Invention Description Inventors at The University of Texas at Austin have developed a novel deposition technique to coat polydopamine, a highly hydrophilic polymer, onto the surface of commercial reverse osmosis and ultra-filtration membranes. The investigators have shown that polydopamine increases the surface hydrophilicity of the membranes, which leads to a reduction in fouling. This fouling reduction results in higher membrane fluxes when filtering oil-water emulsions.
One-step, simple modification Process can be performed on already formed membrane modules. Lab results have shown an increase in membrane flux up to 35% in produced oil water. Process is not specific to membrane chemistry; provides ability to modify any membrane, regardless of base membrane material. Polydopamine can deposit on virtually any surface with which it comes into contact. Increases the lifetime of a given membrane module by reducing fouling of the membrane surface Improved hydrophilicity (high angle of contact)

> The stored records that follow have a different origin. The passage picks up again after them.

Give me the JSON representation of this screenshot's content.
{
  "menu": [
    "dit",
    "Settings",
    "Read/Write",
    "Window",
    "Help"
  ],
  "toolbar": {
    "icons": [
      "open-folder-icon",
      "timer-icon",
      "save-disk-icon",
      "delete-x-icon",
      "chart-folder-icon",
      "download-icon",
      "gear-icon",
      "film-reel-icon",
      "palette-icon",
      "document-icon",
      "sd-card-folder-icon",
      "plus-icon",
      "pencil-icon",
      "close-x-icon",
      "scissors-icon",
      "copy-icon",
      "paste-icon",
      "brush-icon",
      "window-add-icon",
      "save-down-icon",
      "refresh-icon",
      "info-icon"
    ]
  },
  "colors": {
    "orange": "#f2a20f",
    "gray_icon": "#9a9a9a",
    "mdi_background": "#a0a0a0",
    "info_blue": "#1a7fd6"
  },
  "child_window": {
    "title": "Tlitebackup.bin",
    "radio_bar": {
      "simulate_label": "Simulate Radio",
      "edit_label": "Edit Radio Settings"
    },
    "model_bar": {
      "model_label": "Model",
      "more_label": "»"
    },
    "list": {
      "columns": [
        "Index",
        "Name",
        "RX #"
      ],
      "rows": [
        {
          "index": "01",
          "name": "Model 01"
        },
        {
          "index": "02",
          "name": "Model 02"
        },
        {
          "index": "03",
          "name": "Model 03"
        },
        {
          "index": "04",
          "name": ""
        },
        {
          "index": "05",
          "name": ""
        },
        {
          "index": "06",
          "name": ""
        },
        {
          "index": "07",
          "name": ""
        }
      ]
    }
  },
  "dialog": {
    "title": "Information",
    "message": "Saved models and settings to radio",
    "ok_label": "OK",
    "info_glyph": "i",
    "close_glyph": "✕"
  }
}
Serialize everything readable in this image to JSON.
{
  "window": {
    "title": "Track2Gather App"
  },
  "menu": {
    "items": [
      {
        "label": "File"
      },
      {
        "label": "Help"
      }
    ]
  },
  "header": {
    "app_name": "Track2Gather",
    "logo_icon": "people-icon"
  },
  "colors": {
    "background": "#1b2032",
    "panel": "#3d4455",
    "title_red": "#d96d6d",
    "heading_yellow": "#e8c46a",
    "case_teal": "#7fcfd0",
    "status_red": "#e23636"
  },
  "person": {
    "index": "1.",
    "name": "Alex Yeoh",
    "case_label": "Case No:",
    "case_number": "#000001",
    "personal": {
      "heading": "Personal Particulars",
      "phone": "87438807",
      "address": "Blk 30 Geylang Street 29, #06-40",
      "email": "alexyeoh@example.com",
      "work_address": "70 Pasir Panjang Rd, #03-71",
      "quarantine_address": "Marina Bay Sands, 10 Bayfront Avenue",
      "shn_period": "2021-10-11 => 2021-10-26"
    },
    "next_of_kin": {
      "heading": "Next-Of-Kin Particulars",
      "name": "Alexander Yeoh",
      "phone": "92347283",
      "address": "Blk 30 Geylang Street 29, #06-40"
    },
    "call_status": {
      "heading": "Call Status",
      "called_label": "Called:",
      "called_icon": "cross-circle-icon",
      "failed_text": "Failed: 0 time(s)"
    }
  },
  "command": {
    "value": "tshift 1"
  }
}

Ensures that delamination will not occur for the coating layers currently used in membranes
Market Potential/Applications Polydopamine, a hydrophilic, neutrally-charged polymer, can deposit on virtually any surface with which it comes into contact. Therefore, it has wide potential to be used as an effective anti-fouling coating layer in many membrane water purification applications
Polydopamine's structure is also of interest in oxidative (alkaline) environments, where it can be used as an "intermediate" layer between a hydrophobic membrane and a hydrophilic coating. The hydrophilic layer will show improved adhesion to the membrane support, allowing long-term membrane operation.